Webflow hält websiteweite Skripte an einer Stelle, und die gesamte Installation besteht darin, das Snippet dort einzufügen und auf Veröffentlichen zu drücken. Die zweite Hälfte ist die, an der das öfter schiefgeht als an der ersten.

Holen Sie sich zuerst das Snippet aus Ihrem Dashboard. Es sieht so aus, mit Ihrer eigenen Website-ID im Pfad:

<script src="https://t.skomi.com/s/YOUR-SITE-ID.js" defer></script>

Wohin es gehört

  1. Site settings → Custom code
  2. In Footer code einfügen
  3. Save changes
  4. Die Website veröffentlichen

Footer code setzt es auf jeder Seite vor das schließende </body>-Tag. Head code funktioniert ebenfalls: das Snippet trägt defer, es blockiert die Darstellung also aus keiner der beiden Positionen, aber der Footer ist der, den Webflow für die Ladegeschwindigkeit empfiehlt, und es gibt keinen Grund, dem hier zu widersprechen.

Eigener Code erscheint in der Vorschau und geht erst live, wenn Sie veröffentlichen.
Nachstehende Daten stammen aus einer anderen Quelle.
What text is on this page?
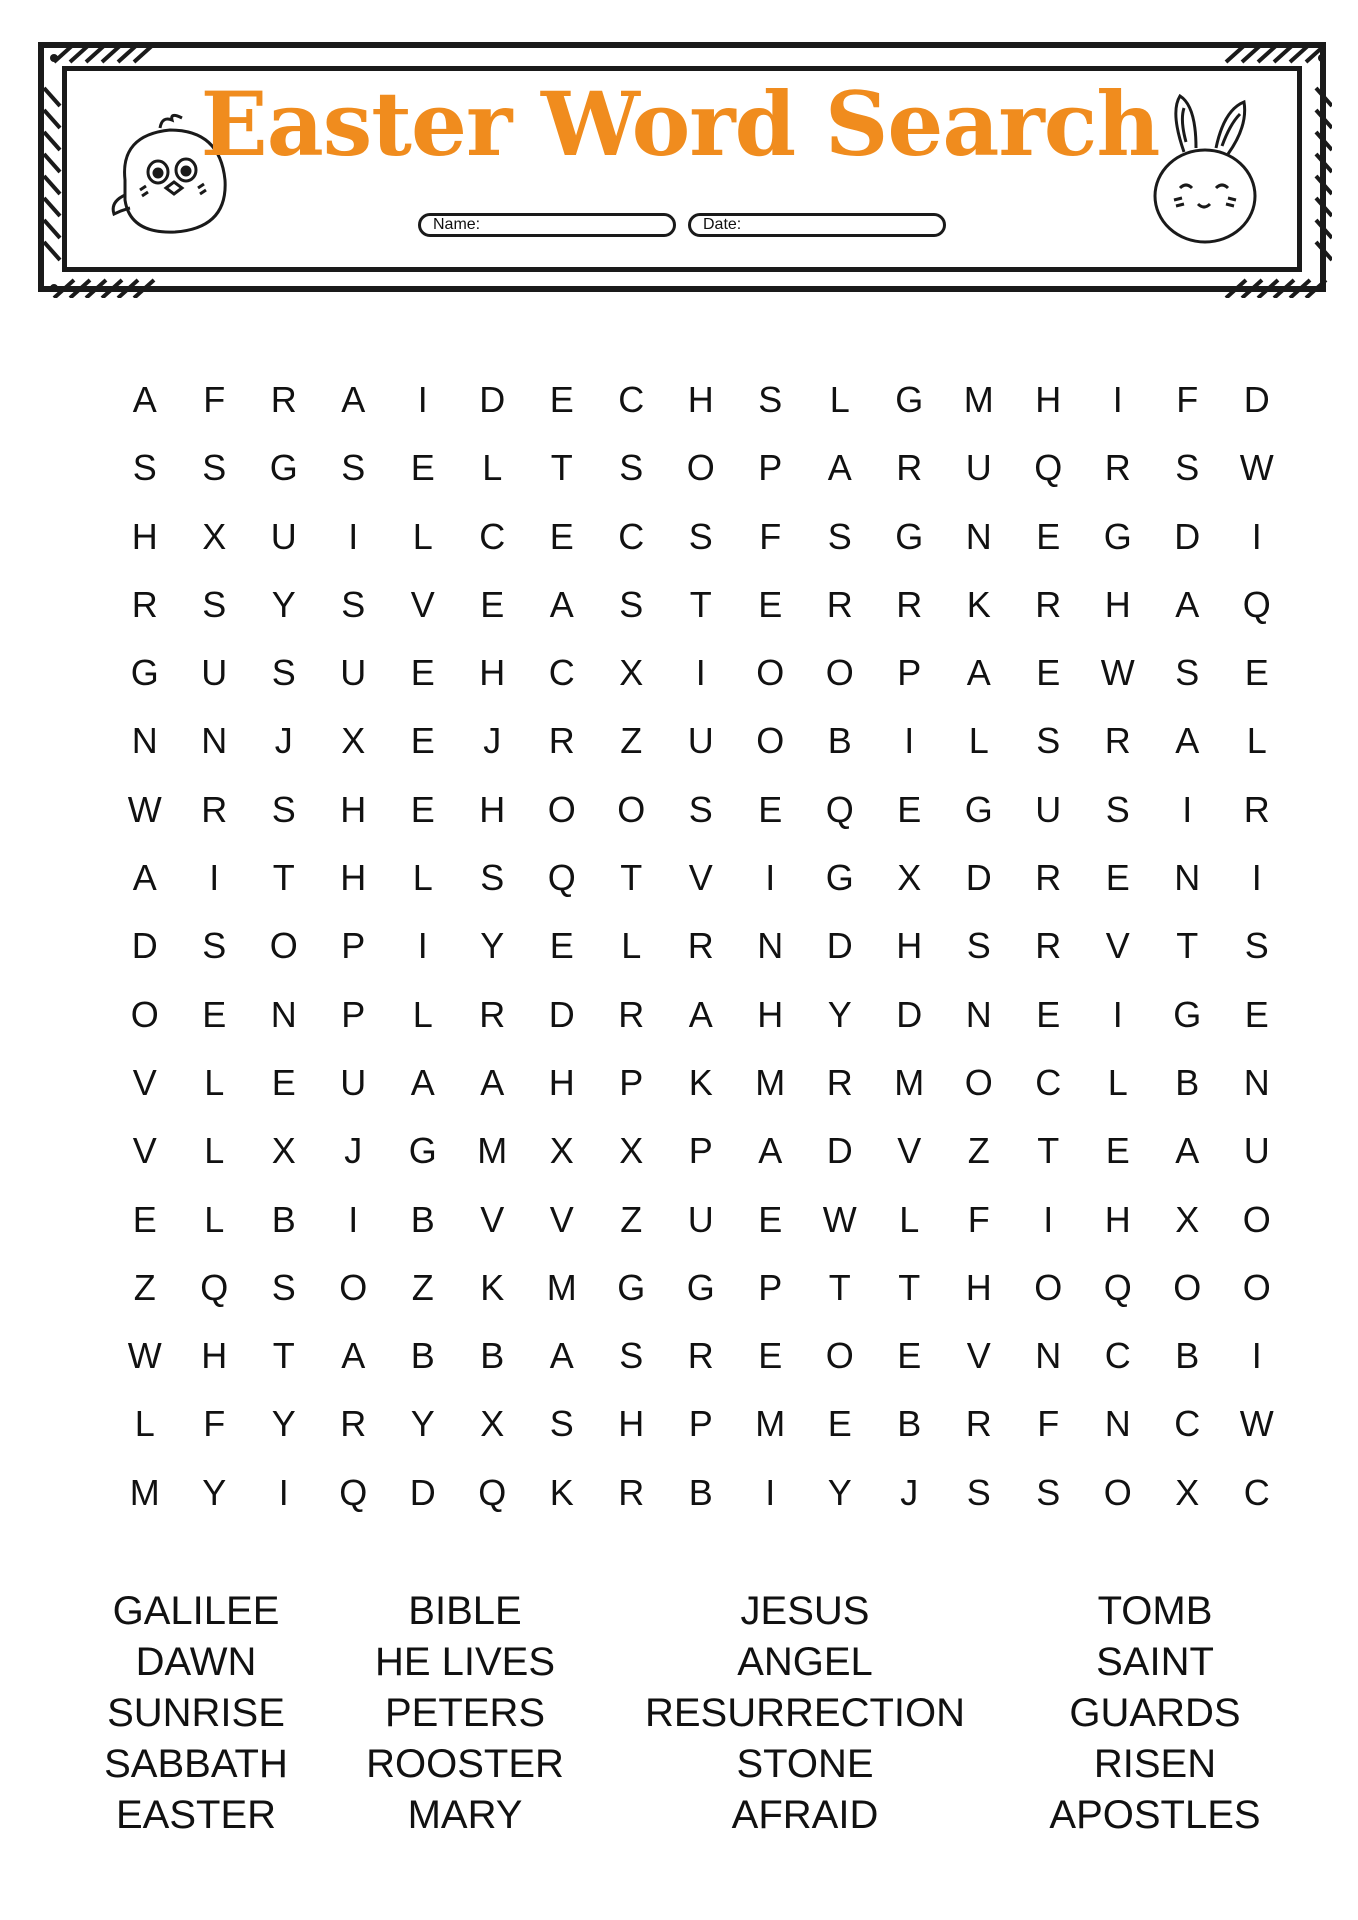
Easter Word Search
Name:	Date:
A	F	R	A	I	D	E	C	H	S	L	G	M	H	I	F	D
S	S	G	S	E	L	T	S	O	P	A	R	U	Q	R	S	W
H	X	U	I	L	C	E	C	S	F	S	G	N	E	G	D	I
R	S	Y	S	V	E	A	S	T	E	R	R	K	R	H	A	Q
G	U	S	U	E	H	C	X	I	O	O	P	A	E	W	S	E
N	N	J	X	E	J	R	Z	U	O	B	I	L	S	R	A	L
W	R	S	H	E	H	O	O	S	E	Q	E	G	U	S	I	R
A	I	T	H	L	S	Q	T	V	I	G	X	D	R	E	N	I
D	S	O	P	I	Y	E	L	R	N	D	H	S	R	V	T	S
O	E	N	P	L	R	D	R	A	H	Y	D	N	E	I	G	E
V	L	E	U	A	A	H	P	K	M	R	M	O	C	L	B	N
V	L	X	J	G	M	X	X	P	A	D	V	Z	T	E	A	U
E	L	B	I	B	V	V	Z	U	E	W	L	F	I	H	X	O
Z	Q	S	O	Z	K	M	G	G	P	T	T	H	O	Q	O	O
W	H	T	A	B	B	A	S	R	E	O	E	V	N	C	B	I
L	F	Y	R	Y	X	S	H	P	M	E	B	R	F	N	C	W
M	Y	I	Q	D	Q	K	R	B	I	Y	J	S	S	O	X	C
GALILEE
DAWN
SUNRISE
SABBATH
EASTER
BIBLE
HE LIVES
PETERS
ROOSTER
MARY
JESUS
ANGEL
RESURRECTION
STONE
AFRAID
TOMB
SAINT
GUARDS
RISEN
APOSTLES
Das ist Webflows eigener Hinweis, und er erklärt die meisten Meldungen der Art „ich habe es installiert und Skomi zeigt nichts". Speichern ist nicht Veröffentlichen. Wenn das Dashboard zehn Minuten nach dem Speichern leer ist, prüfen Sie, ob die Website seither veröffentlicht wurde.

Fügen Sie die <script>-Tags genau so ein, wie sie angegeben sind. Webflow übernimmt Ihren Code wörtlich, ein Snippet ohne seine Tags ist auf der Seite also unwirksamer Text. Fügen Sie nie eigene <html>-, <head>- oder <body>-Tags hinzu; Webflows eigene Dokumentation warnt, dass die das Layout zerstören.

Bevor es das Feld überhaupt gibt

Websiteweiter eigener Code braucht einen bezahlten Site-Tarif für diese Website oder einen Core-, Growth-, Agency- oder Freelancer-Workspace. In einem kostenlosen Tarif nimmt der Reiter Custom code keinen websiteweiten Code an, und kein Snippet von uns ändert das. Wenn Sie Skomi auf einer Webflow-Website prüfen, die noch keinen Tarif hat, ist das zuerst zu klären, denn alles Folgende hängt davon ab.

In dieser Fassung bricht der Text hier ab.